Штефану принадлежал там только лужок, тополь, река да высокий глинистый берег, за которым раскинулся широкий мир, куда ему хотелось убежать уже с малых лет. До сих пор все это видит он во сне. И что же — теперь вернуться туда? Оживить сны, как ожила скала? Вернуться в каменный дом, где бродит тень отца? Спуститься вниз, на самое дно засыпанного годами прошлого, снова взяться за ручки дверей, повернуть заржавелым ключом? Снова войти в дом, похожий на заросший диким виноградом склеп? Снова слушать многоголосие в коридоре, во дворе, кладовых и хлеву, слушать, как в пустоте пищат мыши, прислушиваться к завыванию ветра…

Камень предал его, он гонит его туда, вниз, — а ему-то казалось, что он расстался со всем, что было внизу, навсегда, — в дом, стен которого он ни за что не хотел больше видеть…

Снизу, от камня, на него веяло враждебным холодом.

Он повернулся и торопливо зашагал дальше.

По пути он рассматривал попадавшиеся ему камни и думал, что прежде никогда его столько тут не было. Шел он все быстрее и быстрее, умышленно шаркал ногами по земле, чтобы отвлечься, разогнать мрачные мысли о сгущавшихся над головой тучах.

Наконец он остановился возле родника, присел на корточки на широкую кладку и набрал в бутылку воды. Поднявшись, напился, неуверенно огляделся, словно деревья неузнаваемо переместились, и свернул к сторожке.

Отперев дверь, он повесил суму, на ощупь взял мотыгу (гладкое дерево рукояти приободрило его) и вышел, чтобы подровнять рядок виноградника у луга. Запахло иссеченной крапивой, запах этот напомнил ему ненасытных утят, и он совсем близко услышал строгий голос матери.

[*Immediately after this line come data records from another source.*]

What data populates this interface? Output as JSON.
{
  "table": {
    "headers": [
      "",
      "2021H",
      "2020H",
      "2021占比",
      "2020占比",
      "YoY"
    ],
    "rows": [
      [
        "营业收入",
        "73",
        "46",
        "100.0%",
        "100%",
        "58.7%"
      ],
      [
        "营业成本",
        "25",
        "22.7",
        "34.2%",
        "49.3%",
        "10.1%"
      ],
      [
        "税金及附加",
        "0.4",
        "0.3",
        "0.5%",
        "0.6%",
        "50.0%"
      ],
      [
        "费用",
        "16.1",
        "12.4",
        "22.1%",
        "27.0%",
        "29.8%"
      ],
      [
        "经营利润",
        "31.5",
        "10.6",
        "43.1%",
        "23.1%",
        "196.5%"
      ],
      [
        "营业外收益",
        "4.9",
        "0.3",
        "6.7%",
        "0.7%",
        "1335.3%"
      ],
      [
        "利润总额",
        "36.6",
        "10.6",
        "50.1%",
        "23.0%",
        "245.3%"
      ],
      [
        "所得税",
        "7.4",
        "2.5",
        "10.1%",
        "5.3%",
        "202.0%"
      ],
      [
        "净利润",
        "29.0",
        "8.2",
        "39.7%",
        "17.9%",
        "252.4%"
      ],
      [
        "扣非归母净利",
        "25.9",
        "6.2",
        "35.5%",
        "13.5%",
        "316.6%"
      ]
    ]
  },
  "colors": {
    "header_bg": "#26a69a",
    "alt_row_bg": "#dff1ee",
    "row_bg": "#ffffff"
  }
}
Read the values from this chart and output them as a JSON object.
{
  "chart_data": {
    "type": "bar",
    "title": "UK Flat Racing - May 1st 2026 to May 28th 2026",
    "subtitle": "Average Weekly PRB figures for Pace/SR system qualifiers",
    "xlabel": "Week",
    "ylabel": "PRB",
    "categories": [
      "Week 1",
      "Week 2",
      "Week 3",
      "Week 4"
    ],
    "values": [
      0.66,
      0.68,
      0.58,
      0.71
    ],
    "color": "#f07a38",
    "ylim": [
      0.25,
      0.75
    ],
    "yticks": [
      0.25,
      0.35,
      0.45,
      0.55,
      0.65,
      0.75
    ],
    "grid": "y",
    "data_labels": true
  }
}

Опершись на мотыгу, он уставился на глиняную стену низкой сторожки. Стена смотрела на него, словно лицо старого друга, шершавая и рябоватая, но верная и надежная, и крыша сторожки показалась ему лихо надвинутой шляпой старого холостяка, из-под которой лицо это улыбалось ему хитро и задорно.

Сюда он приносил все, что выпадало на его долю, — радость и огорчения, — сюда приходил крестить и хоронить, здесь он прятался от горя и зла, здесь искал он надежный приют в минуты беспомощности, всякий раз когда настигал его наследственный недуг — меланхолия нелюдимости.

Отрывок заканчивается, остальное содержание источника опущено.